Il contourna le corps écartelé, râpant le mur pour passer le plus au large possible de ce cadavre nimbé d’une sereine brume d’un pâle violacé. Il s’aplatit contre l’angle de l’impasse. La rue principale lui apparaissait… Il chercha un moment une comparaison, une référence. Elle lui apparaissait comme au travers d’un appareil à infrarouges, oui, de vagues volumes fantomatiques, sans relief, soulignés par des traits au minium. La rue se brouillait sur sa droite et sur sa gauche en un fouillis de lignes contradictoires, les fenêtres alignées sur les façades en face de lui n’étaient qu’un damier uniformément noir plaqué sur un pan bordeaux. Mais l’essentiel était qu’aussi loin que son regard neuf pût porter, il ne voyait plus ses poursuivants.
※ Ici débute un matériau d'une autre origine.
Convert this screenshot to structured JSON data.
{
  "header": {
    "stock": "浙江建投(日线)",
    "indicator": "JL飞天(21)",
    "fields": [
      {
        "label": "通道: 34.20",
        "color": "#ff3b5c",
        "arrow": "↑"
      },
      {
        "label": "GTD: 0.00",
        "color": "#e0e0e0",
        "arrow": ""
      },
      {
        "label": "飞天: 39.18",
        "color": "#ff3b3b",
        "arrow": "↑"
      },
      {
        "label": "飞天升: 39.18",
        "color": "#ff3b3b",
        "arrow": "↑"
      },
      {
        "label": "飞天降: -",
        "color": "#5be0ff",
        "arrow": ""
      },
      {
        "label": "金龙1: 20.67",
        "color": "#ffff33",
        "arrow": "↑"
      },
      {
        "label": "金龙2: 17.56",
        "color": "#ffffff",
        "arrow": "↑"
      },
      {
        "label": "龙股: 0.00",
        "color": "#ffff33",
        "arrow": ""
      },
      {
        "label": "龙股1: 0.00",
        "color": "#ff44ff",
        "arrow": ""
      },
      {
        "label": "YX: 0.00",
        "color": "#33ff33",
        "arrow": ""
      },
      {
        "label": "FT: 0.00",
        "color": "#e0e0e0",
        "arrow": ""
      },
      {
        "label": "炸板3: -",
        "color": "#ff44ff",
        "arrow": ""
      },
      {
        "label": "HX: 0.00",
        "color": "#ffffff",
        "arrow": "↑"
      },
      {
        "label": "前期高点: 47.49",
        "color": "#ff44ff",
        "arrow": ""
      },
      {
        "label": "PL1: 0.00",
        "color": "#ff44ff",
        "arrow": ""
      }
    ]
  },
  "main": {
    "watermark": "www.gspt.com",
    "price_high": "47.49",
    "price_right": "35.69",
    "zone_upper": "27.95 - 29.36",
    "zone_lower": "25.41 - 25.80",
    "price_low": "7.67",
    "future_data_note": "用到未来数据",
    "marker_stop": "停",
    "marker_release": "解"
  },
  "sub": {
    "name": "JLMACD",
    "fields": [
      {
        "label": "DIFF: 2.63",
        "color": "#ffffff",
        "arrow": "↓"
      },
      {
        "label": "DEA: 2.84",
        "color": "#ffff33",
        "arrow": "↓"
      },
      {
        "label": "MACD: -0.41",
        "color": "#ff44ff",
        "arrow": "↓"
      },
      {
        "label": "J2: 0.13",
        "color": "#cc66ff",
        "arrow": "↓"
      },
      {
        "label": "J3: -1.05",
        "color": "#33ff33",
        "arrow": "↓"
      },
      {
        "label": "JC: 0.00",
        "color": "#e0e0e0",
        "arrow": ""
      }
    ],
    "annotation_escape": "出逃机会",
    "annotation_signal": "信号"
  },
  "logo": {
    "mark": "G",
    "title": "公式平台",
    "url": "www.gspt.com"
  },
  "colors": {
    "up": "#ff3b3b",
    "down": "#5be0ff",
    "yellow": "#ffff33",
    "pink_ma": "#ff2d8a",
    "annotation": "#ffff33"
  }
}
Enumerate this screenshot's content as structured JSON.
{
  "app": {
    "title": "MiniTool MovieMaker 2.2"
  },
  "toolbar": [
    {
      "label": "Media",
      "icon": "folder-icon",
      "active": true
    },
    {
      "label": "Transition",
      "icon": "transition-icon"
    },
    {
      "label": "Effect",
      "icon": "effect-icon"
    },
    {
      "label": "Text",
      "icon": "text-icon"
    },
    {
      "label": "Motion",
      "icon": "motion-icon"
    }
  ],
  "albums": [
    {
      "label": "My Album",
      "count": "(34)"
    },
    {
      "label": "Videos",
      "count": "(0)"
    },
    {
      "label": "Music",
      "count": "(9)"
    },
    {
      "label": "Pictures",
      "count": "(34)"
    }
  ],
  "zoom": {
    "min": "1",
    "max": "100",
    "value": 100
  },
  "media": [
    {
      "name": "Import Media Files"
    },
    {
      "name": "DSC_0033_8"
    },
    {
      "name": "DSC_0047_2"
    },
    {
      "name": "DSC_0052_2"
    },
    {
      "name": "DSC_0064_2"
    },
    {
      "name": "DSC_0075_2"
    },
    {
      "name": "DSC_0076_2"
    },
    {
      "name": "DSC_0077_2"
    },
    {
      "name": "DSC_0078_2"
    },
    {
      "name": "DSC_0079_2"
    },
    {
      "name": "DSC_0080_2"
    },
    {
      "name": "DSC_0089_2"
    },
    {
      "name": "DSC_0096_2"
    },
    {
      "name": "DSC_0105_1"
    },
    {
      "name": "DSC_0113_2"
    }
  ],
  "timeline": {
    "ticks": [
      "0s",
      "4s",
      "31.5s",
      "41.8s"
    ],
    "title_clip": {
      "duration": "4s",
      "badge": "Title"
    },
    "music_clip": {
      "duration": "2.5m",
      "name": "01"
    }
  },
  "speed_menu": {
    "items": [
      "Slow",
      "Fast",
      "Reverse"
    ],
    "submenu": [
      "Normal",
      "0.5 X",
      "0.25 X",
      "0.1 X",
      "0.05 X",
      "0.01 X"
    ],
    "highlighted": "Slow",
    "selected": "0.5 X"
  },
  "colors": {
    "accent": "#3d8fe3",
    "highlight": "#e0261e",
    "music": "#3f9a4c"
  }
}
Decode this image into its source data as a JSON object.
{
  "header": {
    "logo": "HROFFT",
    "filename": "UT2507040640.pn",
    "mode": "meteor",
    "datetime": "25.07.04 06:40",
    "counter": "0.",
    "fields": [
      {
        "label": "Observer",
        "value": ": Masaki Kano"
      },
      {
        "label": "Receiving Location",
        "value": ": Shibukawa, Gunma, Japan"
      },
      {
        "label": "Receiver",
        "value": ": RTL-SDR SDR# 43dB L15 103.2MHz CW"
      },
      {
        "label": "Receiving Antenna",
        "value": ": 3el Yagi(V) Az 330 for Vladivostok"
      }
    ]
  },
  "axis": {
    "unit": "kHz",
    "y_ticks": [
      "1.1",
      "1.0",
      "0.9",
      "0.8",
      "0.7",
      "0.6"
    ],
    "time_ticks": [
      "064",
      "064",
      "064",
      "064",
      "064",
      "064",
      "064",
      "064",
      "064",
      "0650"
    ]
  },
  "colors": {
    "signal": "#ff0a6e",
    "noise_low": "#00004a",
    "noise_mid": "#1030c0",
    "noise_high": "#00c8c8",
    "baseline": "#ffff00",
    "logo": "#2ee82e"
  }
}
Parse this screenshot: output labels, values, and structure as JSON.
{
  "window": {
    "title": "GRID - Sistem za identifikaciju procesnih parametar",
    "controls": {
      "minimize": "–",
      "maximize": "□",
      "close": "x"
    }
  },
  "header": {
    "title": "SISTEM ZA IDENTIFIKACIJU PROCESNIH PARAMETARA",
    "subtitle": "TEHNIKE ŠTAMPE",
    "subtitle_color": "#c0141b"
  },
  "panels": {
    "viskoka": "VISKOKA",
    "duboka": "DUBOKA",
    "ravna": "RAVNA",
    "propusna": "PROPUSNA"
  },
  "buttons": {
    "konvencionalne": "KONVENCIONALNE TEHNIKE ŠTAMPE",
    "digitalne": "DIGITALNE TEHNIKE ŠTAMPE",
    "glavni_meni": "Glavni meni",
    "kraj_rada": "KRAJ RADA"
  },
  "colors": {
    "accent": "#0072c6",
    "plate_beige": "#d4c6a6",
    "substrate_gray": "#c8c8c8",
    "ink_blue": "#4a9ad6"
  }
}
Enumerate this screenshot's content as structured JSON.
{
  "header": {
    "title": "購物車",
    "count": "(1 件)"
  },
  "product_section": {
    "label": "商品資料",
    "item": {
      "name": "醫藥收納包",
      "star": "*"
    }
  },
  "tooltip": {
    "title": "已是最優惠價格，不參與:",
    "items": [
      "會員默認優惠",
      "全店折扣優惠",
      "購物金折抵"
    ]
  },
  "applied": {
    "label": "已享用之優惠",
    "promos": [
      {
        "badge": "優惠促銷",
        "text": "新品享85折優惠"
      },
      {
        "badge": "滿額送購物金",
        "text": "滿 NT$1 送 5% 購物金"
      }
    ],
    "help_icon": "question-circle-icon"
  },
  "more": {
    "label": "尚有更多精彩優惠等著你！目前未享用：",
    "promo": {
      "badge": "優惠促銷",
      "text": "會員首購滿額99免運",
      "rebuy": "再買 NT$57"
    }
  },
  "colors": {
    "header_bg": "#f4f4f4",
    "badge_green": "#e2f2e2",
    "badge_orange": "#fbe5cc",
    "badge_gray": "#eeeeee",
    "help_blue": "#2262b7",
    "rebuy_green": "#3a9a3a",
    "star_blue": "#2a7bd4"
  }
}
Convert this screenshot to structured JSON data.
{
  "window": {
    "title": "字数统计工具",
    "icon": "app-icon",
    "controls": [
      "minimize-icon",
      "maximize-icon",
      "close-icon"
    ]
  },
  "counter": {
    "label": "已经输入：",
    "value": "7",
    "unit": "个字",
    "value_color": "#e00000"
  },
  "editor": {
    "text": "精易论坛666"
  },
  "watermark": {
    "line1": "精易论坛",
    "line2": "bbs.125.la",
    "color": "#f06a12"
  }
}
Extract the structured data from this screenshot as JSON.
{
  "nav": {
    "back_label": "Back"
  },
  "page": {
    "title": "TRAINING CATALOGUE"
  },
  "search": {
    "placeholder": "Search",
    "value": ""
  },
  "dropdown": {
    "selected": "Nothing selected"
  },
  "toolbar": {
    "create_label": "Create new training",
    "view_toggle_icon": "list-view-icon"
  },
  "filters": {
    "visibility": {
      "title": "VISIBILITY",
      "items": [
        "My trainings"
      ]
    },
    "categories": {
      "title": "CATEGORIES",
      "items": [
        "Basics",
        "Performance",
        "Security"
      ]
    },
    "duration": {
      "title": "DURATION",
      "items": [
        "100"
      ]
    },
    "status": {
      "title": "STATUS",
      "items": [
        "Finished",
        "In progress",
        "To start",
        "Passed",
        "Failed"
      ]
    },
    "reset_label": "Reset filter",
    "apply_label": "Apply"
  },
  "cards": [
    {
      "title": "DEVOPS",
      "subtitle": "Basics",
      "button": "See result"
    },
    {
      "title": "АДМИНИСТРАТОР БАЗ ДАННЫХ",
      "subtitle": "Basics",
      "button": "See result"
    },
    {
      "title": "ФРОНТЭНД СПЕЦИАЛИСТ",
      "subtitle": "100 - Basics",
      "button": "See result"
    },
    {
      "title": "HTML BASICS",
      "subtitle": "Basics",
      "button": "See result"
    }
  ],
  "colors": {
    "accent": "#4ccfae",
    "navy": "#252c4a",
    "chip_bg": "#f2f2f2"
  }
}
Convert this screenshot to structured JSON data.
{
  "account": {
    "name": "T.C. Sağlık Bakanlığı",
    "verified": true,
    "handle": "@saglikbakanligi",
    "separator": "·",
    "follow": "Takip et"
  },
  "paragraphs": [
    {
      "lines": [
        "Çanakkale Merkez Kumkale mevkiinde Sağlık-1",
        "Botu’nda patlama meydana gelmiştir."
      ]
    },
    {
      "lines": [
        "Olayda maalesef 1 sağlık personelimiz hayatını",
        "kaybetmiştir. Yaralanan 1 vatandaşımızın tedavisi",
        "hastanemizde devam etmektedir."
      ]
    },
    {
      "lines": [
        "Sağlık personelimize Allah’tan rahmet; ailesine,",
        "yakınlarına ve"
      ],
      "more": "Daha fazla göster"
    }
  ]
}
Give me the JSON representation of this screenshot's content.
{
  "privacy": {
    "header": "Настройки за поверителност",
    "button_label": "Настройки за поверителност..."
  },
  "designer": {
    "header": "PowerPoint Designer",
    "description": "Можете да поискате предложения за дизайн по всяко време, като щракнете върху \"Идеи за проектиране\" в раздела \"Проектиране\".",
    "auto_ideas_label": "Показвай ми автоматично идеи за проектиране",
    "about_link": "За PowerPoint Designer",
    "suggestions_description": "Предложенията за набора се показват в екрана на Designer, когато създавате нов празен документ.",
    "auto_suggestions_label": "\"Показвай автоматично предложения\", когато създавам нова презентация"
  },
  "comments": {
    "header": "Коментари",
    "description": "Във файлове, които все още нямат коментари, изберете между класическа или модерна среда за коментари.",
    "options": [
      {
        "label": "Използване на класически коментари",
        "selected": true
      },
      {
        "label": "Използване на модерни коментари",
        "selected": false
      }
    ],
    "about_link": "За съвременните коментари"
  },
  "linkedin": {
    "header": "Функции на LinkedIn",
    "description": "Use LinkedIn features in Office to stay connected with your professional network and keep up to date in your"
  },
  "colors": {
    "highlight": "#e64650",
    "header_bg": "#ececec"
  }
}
Il émergea de la ruelle, tourna cette fois sur sa droite. Puis encore une fois à droite. Il était dans une autre rue semblable à celle qui lui était perpendiculaire, une rue aux fenêtres obscures, aux magasins à la devanture grillagée, et qui se prolongeait vers d’incertaines biffures écrasées par les volutes figées du ciel rouge. Il ne reconnaissait rien. Il ne savait pas où il allait. Son seul but était de s’éloigner de sa maison, de tous ces gens qui le traquaient, de tous ces corps qu’il était obligé de laisser derrière lui, ponctuant sa route de cauchemar de terribles flaques de sang noir et fumant.

Il traversait une large artère plantée d’arbres indistincts quand un cri et un coup de fusil retentirent simultanément, quand une grêle de plombs de chasse vrombit quelque part derrière sa nuque. Il se remit à courir droit devant lui dans la nuit rouge.